25/08/2026
*MARTES 25 agosto del 2026*
🛐 *ORACIÓN*🛐
En esta mañana, solo quiero colocar todo a tus pies Dios Padre, es el lugar más alto que puede existir en este mundo, postrado ante Ti elevo mi corazón y mis manos para alabarte hoy y siempre. Espíritu Santo, renueva mi corazón. Cuando esté triste, consuélame. Cuando esté confundido, ilumíname. Cuando esté cansado, fortaléceme. Cuando esté decepcionado, levántame.
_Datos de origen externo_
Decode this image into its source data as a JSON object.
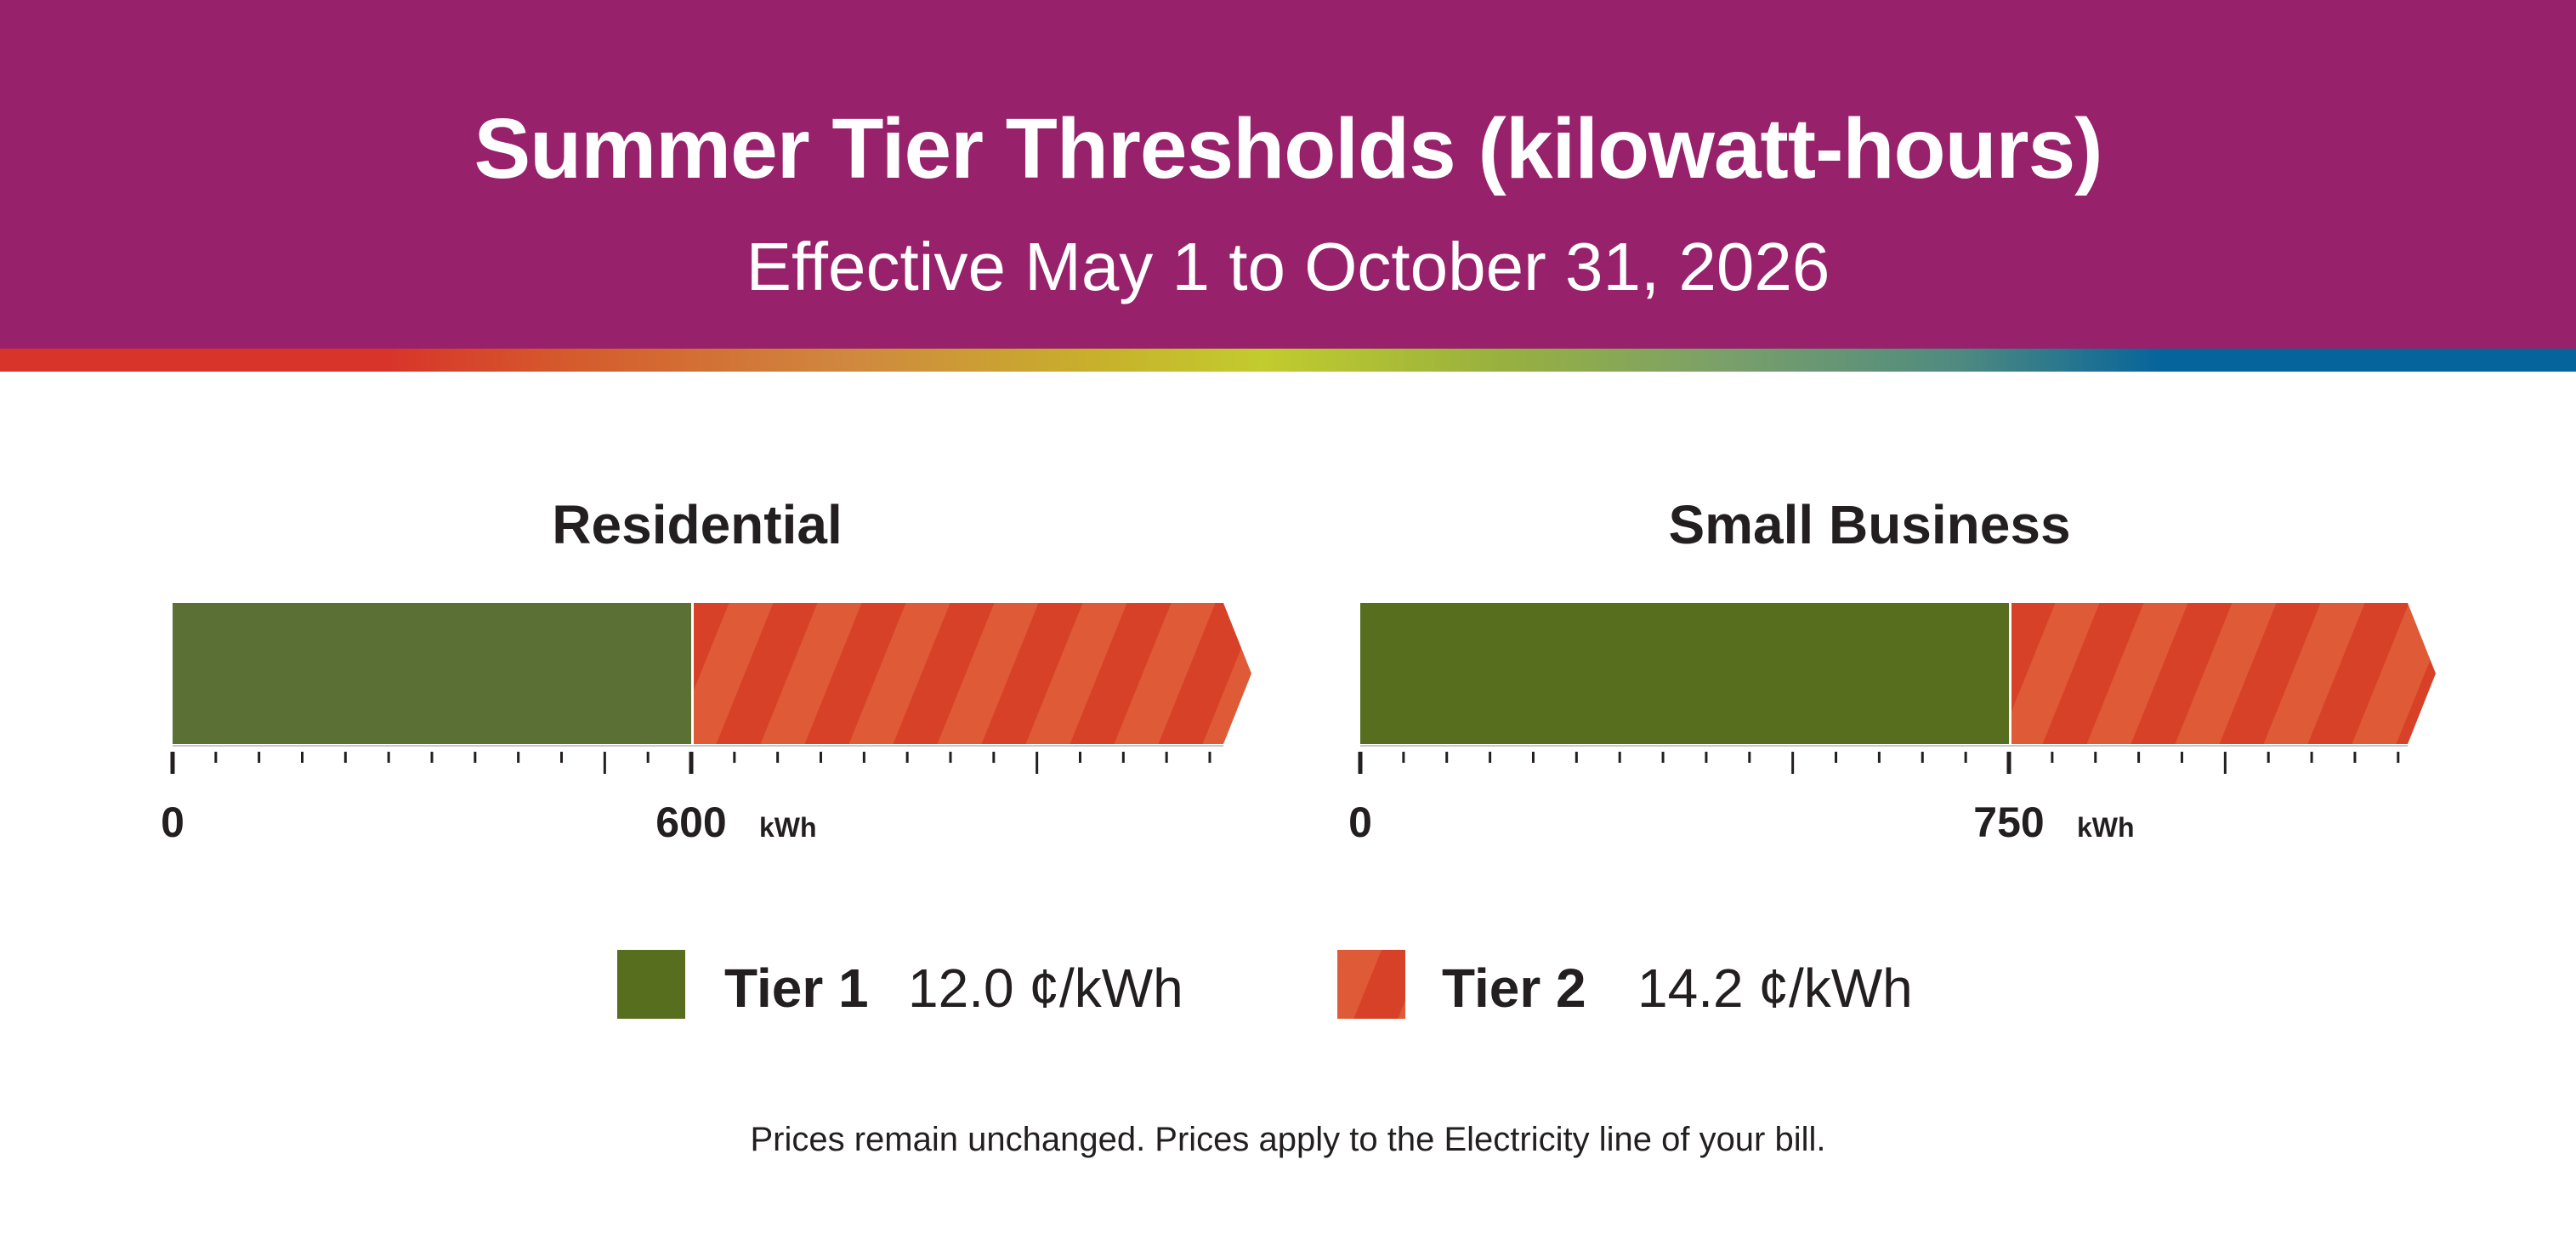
{
  "header": {
    "title": "Summer Tier Thresholds (kilowatt-hours)",
    "subtitle": "Effective May 1 to October 31, 2026"
  },
  "chart_data": {
    "type": "bar",
    "orientation": "horizontal",
    "unit": "kWh",
    "xlim": [
      0,
      1200
    ],
    "tick_interval": 50,
    "major_ticks": [
      0,
      500,
      1000
    ],
    "categories": [
      "Residential",
      "Small Business"
    ],
    "charts": [
      {
        "title": "Residential",
        "tier1_threshold": 600,
        "tick_labels": [
          "0",
          "600"
        ],
        "unit_label": "kWh",
        "tier1_color": "#5a7035"
      },
      {
        "title": "Small Business",
        "tier1_threshold": 750,
        "tick_labels": [
          "0",
          "750"
        ],
        "unit_label": "kWh",
        "tier1_color": "#586e1f"
      }
    ],
    "legend": [
      {
        "name": "Tier 1",
        "price": "12.0 ¢/kWh",
        "color": "#586e1f",
        "pattern": "solid"
      },
      {
        "name": "Tier 2",
        "price": "14.2 ¢/kWh",
        "color": "#d74128",
        "stripe_color": "#df5a36",
        "pattern": "diagonal-stripes"
      }
    ],
    "legend_position": "bottom"
  },
  "colors": {
    "header": "#97216a",
    "tier2": "#d74128",
    "tier2_stripe": "#df5a36"
  },
  "footnote": "Prices remain unchanged. Prices apply to the Electricity line of your bill."
}
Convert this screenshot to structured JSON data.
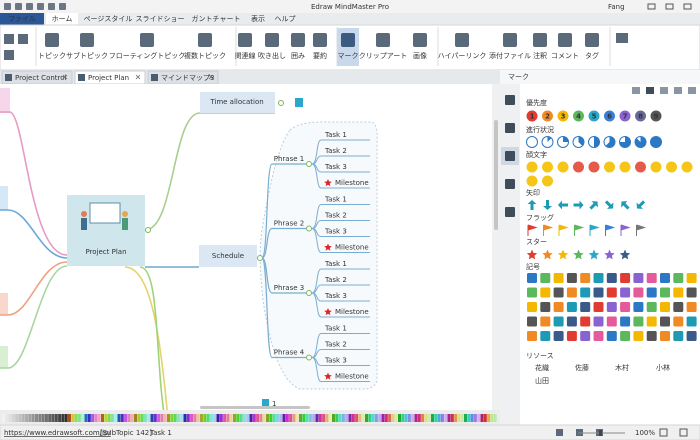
{
  "title_bar": {
    "title": "Edraw MindMaster Pro",
    "user": "Fang"
  },
  "menu": [
    "ファイル",
    "ホーム",
    "ページスタイル",
    "スライドショー",
    "ガントチャート",
    "表示",
    "ヘルプ"
  ],
  "ribbon": [
    "トピック",
    "サブトピック",
    "フローティングトピック",
    "複数トピック",
    "関連線",
    "吹き出し",
    "囲み",
    "要約",
    "マーク",
    "クリップアート",
    "画像",
    "ハイパーリンク",
    "添付ファイル",
    "注釈",
    "コメント",
    "タグ"
  ],
  "doc_tabs": [
    "Project Control",
    "Project Plan",
    "マインドマップ3"
  ],
  "canvas": {
    "central": "Project Plan",
    "time_allocation": "Time allocation",
    "schedule": "Schedule",
    "phases": [
      {
        "label": "Phrase 1",
        "tasks": [
          "Task 1",
          "Task 2",
          "Task 3",
          "Milestone"
        ]
      },
      {
        "label": "Phrase 2",
        "tasks": [
          "Task 1",
          "Task 2",
          "Task 3",
          "Milestone"
        ]
      },
      {
        "label": "Phrase 3",
        "tasks": [
          "Task 1",
          "Task 2",
          "Task 3",
          "Milestone"
        ]
      },
      {
        "label": "Phrase 4",
        "tasks": [
          "Task 1",
          "Task 2",
          "Task 3",
          "Milestone"
        ]
      }
    ],
    "page_number": "1"
  },
  "panel": {
    "title": "マーク",
    "sections": [
      "優先度",
      "進行状況",
      "顔文字",
      "矢印",
      "フラッグ",
      "スター",
      "記号"
    ],
    "priority": [
      "1",
      "2",
      "3",
      "4",
      "5",
      "6",
      "7",
      "8",
      "9"
    ],
    "resources_label": "リソース",
    "resources": [
      "花織",
      "佐藤",
      "木村",
      "小林",
      "山田"
    ]
  },
  "status_bar": {
    "url": "https://www.edrawsoft.com/jp/",
    "topic": "[SubTopic 142]",
    "selection": "Task 1",
    "zoom": "100%"
  }
}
Cuando tenga miedo de volver a confiar, enséñame a hacerlo con prudencia. Dame un corazón que no sea ingenuo, pero tampoco desconfiado; que sepa perdonar sin dejar de aprender; que sepa amar sin perder la prudencia; que sepa esperar sin dejar de actuar. Sana mi corazón sin endurecerlo. Que pueda aprender sin quedarme atrapado en el pasado. Que pueda recordar sin vivir amargado. Que pueda perdonar sin negar lo que sucedió. Que pueda continuar sin llevar conmigo un peso innecesario. Señor, ayúdame a comprender que mi valor no disminuye porque alguien no haya sabido reconocerlo; que mi vida no pierde sentido porque un proyecto haya fracasado; y que mi futuro no queda destruido porque una etapa haya terminado. Mi vida está en tus manos. Dame la gracia de seguir adelante sin perder la alegría. Que las decepciones me hagan más sabio, no más amargo; más prudente, no más desconfiado; más humilde, no más inseguro; más compasivo, no más indiferente. Y cuando vuelva a tener una ilusión, dame valentía para volver a esperar. Porque no quiero vivir con miedo de volver a ser decepcionado. Quiero seguir amando, sirviendo, confiando y caminando contigo. Padre bueno, pongo mi futuro en tus manos. No sé qué vendrá mañana, pero sé que Tú estarás allí. No sé qué puertas se abrirán, pero sé que Tú puedes guiar mis pasos. No sé cómo terminarán algunas situaciones, pero sé que puedo confiar en tu providencia. Señor, aunque algunas cosas no hayan salido como esperaba, sigo confiando en Ti. No permitas que las decepciones apaguen mi fe. No permitas que las heridas apaguen mi capacidad de amar. No permitas que los fracasos apaguen mis ganas de seguir adelante. Y cuando vuelva a caer en el desánimo, recuérdame que puedo comenzar nuevamente. Porque contigo, Señor, una decepción no tiene la última palabra. En tus manos dejo mis heridas, mis recuerdos, mis expectativas y mi futuro. Dame fuerza para continuar, sabiduría para aprender, humildad para aceptar, valentía para comenzar de nuevo y, sobre todo, una confianza profunda en que nunca caminas lejos de mí.
*Espíritu Santo fuente de luz, ilumina mis PENSAMIENTOS y mis SENTIMIENTOS para que sean conforme a tu santa voluntad y a tu CORAZÓN misericordioso.